Building translators between languages is hard. Building good translations between langauges that have different paradigms is harder, but you can likely do it. (Its easy to see that an OO target can simulate a procedural source without much trouble. Less obvious is that a procedural target can simulate an OO source; after all the OO langauge itself is implemented likely in assembler which is procedural).
It is easier to do this if you have good translator infrastructure, such as the DMS Software Reengineering Toolkit, which is generalized compiler technology parameterized by langauge descriptions for both input and output, and by transformation rules that map structures in one langauge to the other.
DMS works by parsing source code in the original language into ASTs, applying AST-to-AST rewrites that produce ASTs in the target langauge, applying further AST-to-AST rewrites on the target trees to optimize the answer, and then anti-parsing ("prettyprinting") the final AST back to compilable source text.
It has strong parsers, and complete front ends for a variety of tough languages such as C, C++, Java, C#, COBOL, PHP and (just recently added) Python.

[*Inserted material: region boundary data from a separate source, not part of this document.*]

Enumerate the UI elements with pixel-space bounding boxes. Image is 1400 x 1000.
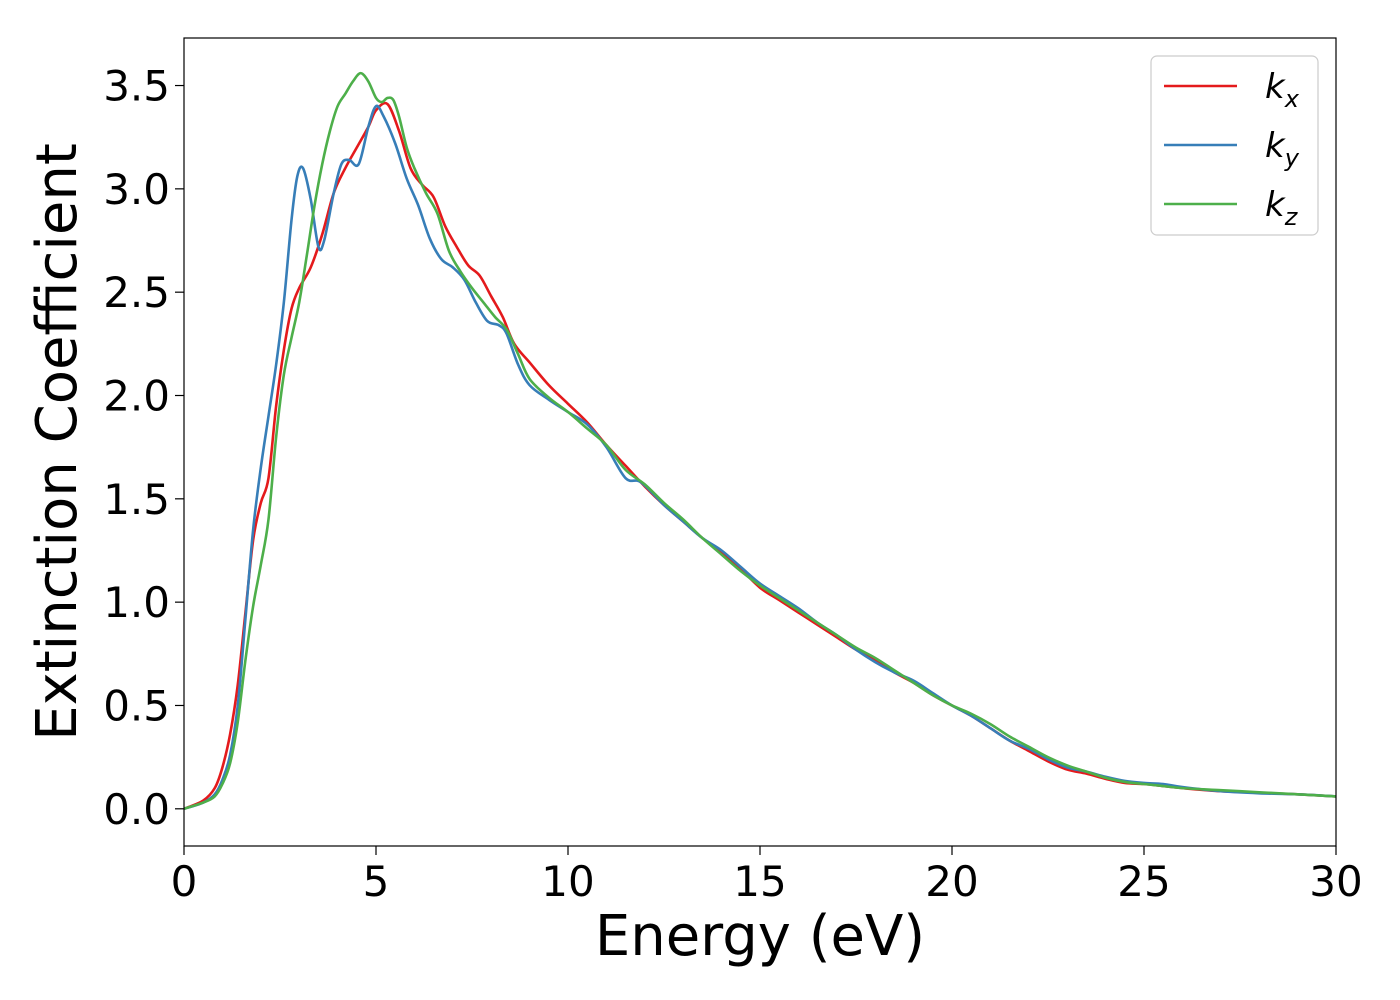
series-line-z	[184, 71, 1336, 811]
y-axis-title: Extinction Coefficient	[25, 143, 90, 741]
series-lines	[184, 71, 1336, 811]
y-axis: 0.0 0.5 1.0 1.5 2.0 2.5 3.0 3.5	[103, 62, 184, 834]
legend-label-x: kx	[1265, 67, 1300, 113]
y-tick-label: 2.5	[103, 268, 170, 317]
legend-label-subscript: x	[1284, 85, 1300, 113]
y-tick-label: 3.0	[103, 165, 170, 214]
legend-label-z: kz	[1265, 185, 1299, 231]
series-line-x	[184, 101, 1336, 811]
x-tick-label: 10	[541, 857, 594, 906]
legend-label-y: ky	[1265, 126, 1300, 172]
legend-label-base: k	[1265, 126, 1286, 166]
series-line-y	[184, 104, 1336, 811]
x-axis: 0 5 10 15 20 25 30	[171, 846, 1363, 906]
y-tick-label: 0.0	[103, 785, 170, 834]
y-tick-label: 1.5	[103, 475, 170, 524]
x-axis-title: Energy (eV)	[595, 904, 925, 969]
y-tick-label: 2.0	[103, 372, 170, 421]
legend-label-base: k	[1265, 185, 1286, 225]
legend-label-base: k	[1265, 67, 1286, 107]
x-tick-label: 5	[363, 857, 390, 906]
x-tick-label: 15	[733, 857, 786, 906]
y-tick-label: 3.5	[103, 62, 170, 111]
x-tick-label: 25	[1117, 857, 1170, 906]
y-tick-label: 0.5	[103, 681, 170, 730]
x-tick-label: 0	[171, 857, 198, 906]
x-tick-label: 20	[925, 857, 978, 906]
legend-label-subscript: y	[1284, 144, 1300, 172]
x-tick-label: 30	[1309, 857, 1362, 906]
legend-label-subscript: z	[1284, 203, 1299, 231]
y-tick-label: 1.0	[103, 578, 170, 627]
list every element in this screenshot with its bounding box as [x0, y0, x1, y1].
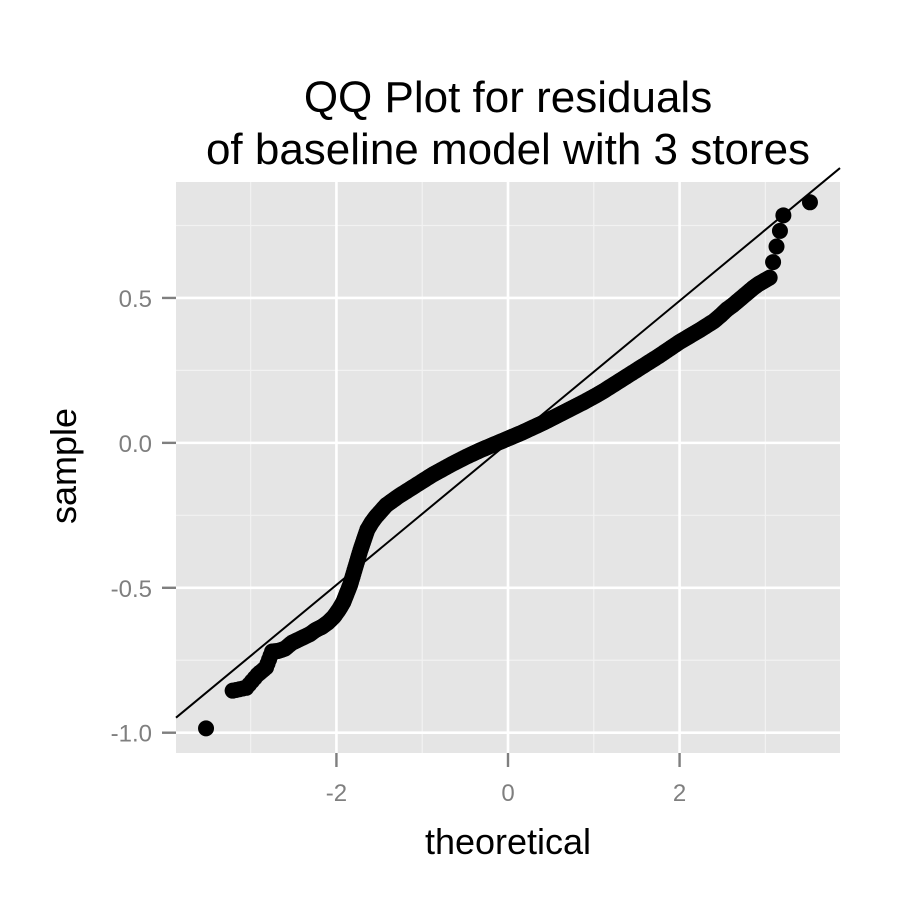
sample-point	[801, 194, 818, 211]
sample-point	[198, 720, 215, 737]
sample-point	[765, 254, 782, 271]
x-axis-title: theoretical	[425, 821, 591, 862]
sample-point	[768, 238, 785, 255]
axis-ticks: -2 0 2 -1.0 -0.5 0.0 0.5	[111, 286, 687, 807]
reference-line	[175, 167, 841, 719]
y-axis-title: sample	[43, 408, 84, 524]
y-tick-label: 0.0	[119, 431, 152, 458]
sample-point	[771, 222, 788, 239]
x-tick-label: 2	[673, 780, 686, 807]
y-tick-label: 0.5	[119, 286, 152, 313]
x-tick-label: -2	[326, 780, 347, 807]
x-tick-label: 0	[501, 780, 514, 807]
sample-point	[760, 270, 777, 287]
y-tick-label: -0.5	[111, 576, 152, 603]
chart-title-line-1: QQ Plot for residuals	[304, 73, 712, 122]
sample-points	[198, 194, 818, 737]
chart-title-line-2: of baseline model with 3 stores	[206, 125, 810, 174]
y-tick-label: -1.0	[111, 721, 152, 748]
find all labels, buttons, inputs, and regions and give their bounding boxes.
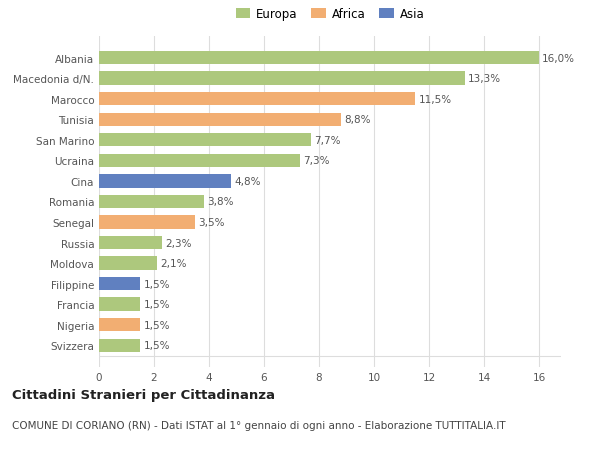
Bar	[99, 154, 300, 168]
Text: 7,3%: 7,3%	[303, 156, 329, 166]
Text: 3,5%: 3,5%	[199, 218, 225, 228]
Bar	[99, 298, 140, 311]
Bar	[99, 175, 231, 188]
Bar	[99, 339, 140, 352]
Text: 13,3%: 13,3%	[468, 74, 501, 84]
Bar	[99, 319, 140, 332]
Bar	[99, 277, 140, 291]
Text: 16,0%: 16,0%	[542, 53, 575, 63]
Text: 7,7%: 7,7%	[314, 135, 341, 146]
Text: Cittadini Stranieri per Cittadinanza: Cittadini Stranieri per Cittadinanza	[12, 388, 275, 401]
Legend: Europa, Africa, Asia: Europa, Africa, Asia	[231, 3, 429, 25]
Text: 2,3%: 2,3%	[166, 238, 192, 248]
Bar	[99, 52, 539, 65]
Text: 1,5%: 1,5%	[143, 300, 170, 309]
Text: 4,8%: 4,8%	[235, 176, 261, 186]
Bar	[99, 236, 162, 250]
Bar	[99, 216, 195, 229]
Bar	[99, 195, 203, 209]
Text: 8,8%: 8,8%	[344, 115, 371, 125]
Bar	[99, 113, 341, 127]
Bar	[99, 93, 415, 106]
Bar	[99, 257, 157, 270]
Text: 1,5%: 1,5%	[143, 320, 170, 330]
Text: 3,8%: 3,8%	[207, 197, 233, 207]
Text: 11,5%: 11,5%	[419, 95, 452, 104]
Text: 2,1%: 2,1%	[160, 258, 187, 269]
Text: 1,5%: 1,5%	[143, 279, 170, 289]
Bar	[99, 72, 465, 85]
Text: COMUNE DI CORIANO (RN) - Dati ISTAT al 1° gennaio di ogni anno - Elaborazione TU: COMUNE DI CORIANO (RN) - Dati ISTAT al 1…	[12, 420, 506, 430]
Text: 1,5%: 1,5%	[143, 341, 170, 351]
Bar	[99, 134, 311, 147]
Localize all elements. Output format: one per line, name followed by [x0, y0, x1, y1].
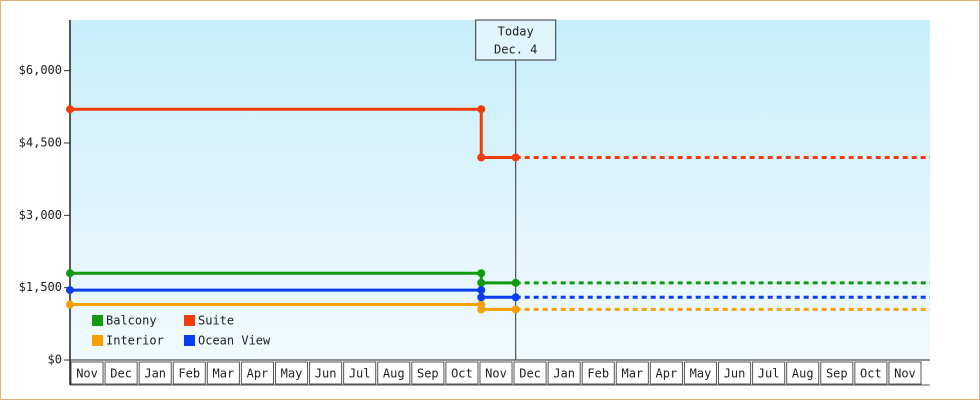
- month-cell: [888, 361, 922, 385]
- series-line: [70, 271, 516, 285]
- point: [511, 153, 520, 162]
- month-cell: [752, 361, 786, 385]
- point: [66, 300, 74, 309]
- legend-label: Interior: [106, 334, 164, 348]
- x-tick-label: Sep: [417, 367, 439, 381]
- month-cell: [240, 361, 274, 385]
- y-tick-label: $3,000: [19, 208, 62, 222]
- month-cell: [615, 361, 649, 385]
- y-tick-label: $6,000: [19, 63, 62, 77]
- x-tick-label: Nov: [76, 367, 98, 381]
- point: [66, 105, 74, 114]
- x-tick-label: Jan: [553, 367, 575, 381]
- legend-swatch: [184, 335, 195, 346]
- point: [66, 286, 74, 295]
- x-tick-label: Oct: [451, 367, 473, 381]
- point: [477, 305, 486, 314]
- y-tick-label: $1,500: [19, 280, 62, 294]
- month-cell: [172, 361, 206, 385]
- point: [477, 293, 486, 302]
- month-cell: [547, 361, 581, 385]
- month-cell: [445, 361, 479, 385]
- month-cell: [411, 361, 445, 385]
- legend-swatch: [92, 335, 103, 346]
- x-tick-label: May: [690, 367, 712, 381]
- legend-label: Balcony: [106, 314, 157, 328]
- y-tick-label: $0: [48, 353, 62, 367]
- month-cell: [309, 361, 343, 385]
- point: [477, 269, 486, 278]
- month-cell: [138, 361, 172, 385]
- x-tick-label: Jan: [144, 367, 166, 381]
- legend-swatch: [92, 315, 103, 326]
- month-cell: [649, 361, 683, 385]
- x-tick-label: Feb: [178, 367, 200, 381]
- series-line: [70, 107, 516, 159]
- x-tick-label: Nov: [485, 367, 507, 381]
- legend-label: Suite: [198, 314, 234, 328]
- legend-label: Ocean View: [198, 334, 271, 348]
- x-tick-label: May: [281, 367, 303, 381]
- month-cell: [70, 361, 104, 385]
- point: [511, 278, 520, 287]
- point: [511, 293, 520, 302]
- point: [477, 286, 486, 295]
- x-tick-label: Dec: [110, 367, 132, 381]
- x-tick-label: Apr: [656, 367, 678, 381]
- month-cell: [718, 361, 752, 385]
- point: [477, 105, 486, 114]
- month-cell: [581, 361, 615, 385]
- today-label: Today: [498, 25, 534, 39]
- x-tick-label: Dec: [519, 367, 541, 381]
- x-tick-label: Jul: [758, 367, 780, 381]
- point: [477, 153, 486, 162]
- legend-swatch: [184, 315, 195, 326]
- month-cell: [343, 361, 377, 385]
- month-cell: [206, 361, 240, 385]
- point: [511, 305, 520, 314]
- month-cell: [786, 361, 820, 385]
- x-tick-label: Jun: [315, 367, 337, 381]
- month-cell: [683, 361, 718, 385]
- x-tick-label: Apr: [247, 367, 269, 381]
- x-tick-label: Jul: [349, 367, 371, 381]
- x-tick-label: Feb: [587, 367, 609, 381]
- x-tick-label: Sep: [826, 367, 848, 381]
- month-cell: [479, 361, 513, 385]
- x-tick-label: Aug: [383, 367, 405, 381]
- month-cell: [513, 361, 547, 385]
- x-tick-label: Nov: [894, 367, 916, 381]
- y-tick-label: $4,500: [19, 135, 62, 149]
- x-tick-label: Mar: [621, 367, 643, 381]
- x-tick-label: Jun: [724, 367, 746, 381]
- x-tick-label: Mar: [213, 367, 235, 381]
- x-tick-label: Aug: [792, 367, 814, 381]
- month-cell: [854, 361, 888, 385]
- month-cell: [820, 361, 854, 385]
- today-label: Dec. 4: [494, 43, 537, 57]
- today-box: [475, 19, 557, 61]
- point: [66, 269, 74, 278]
- x-tick-label: Oct: [860, 367, 882, 381]
- point: [477, 278, 486, 287]
- month-cell: [104, 361, 138, 385]
- month-cell: [377, 361, 411, 385]
- month-cell: [274, 361, 309, 385]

The folk theorem that says C++ is almost impossible to parse is proven false by DMS. We've considered a Perl parser, and think the folk theorem that says there only Perl can parse Perl is similarly false.
(Some might say, "so why don't you have it?" The answer is the other front end are not impossible but not easy either and it take awhile to get around to the less mainstream languages).
Building a translator requires effort, too, but really spectacular ones have been built using DMS. See the B-2 Stealth Bomber mission software translator we built with DMS.
Even with this background, I'd hesitate before I took on a Perl to Python translator.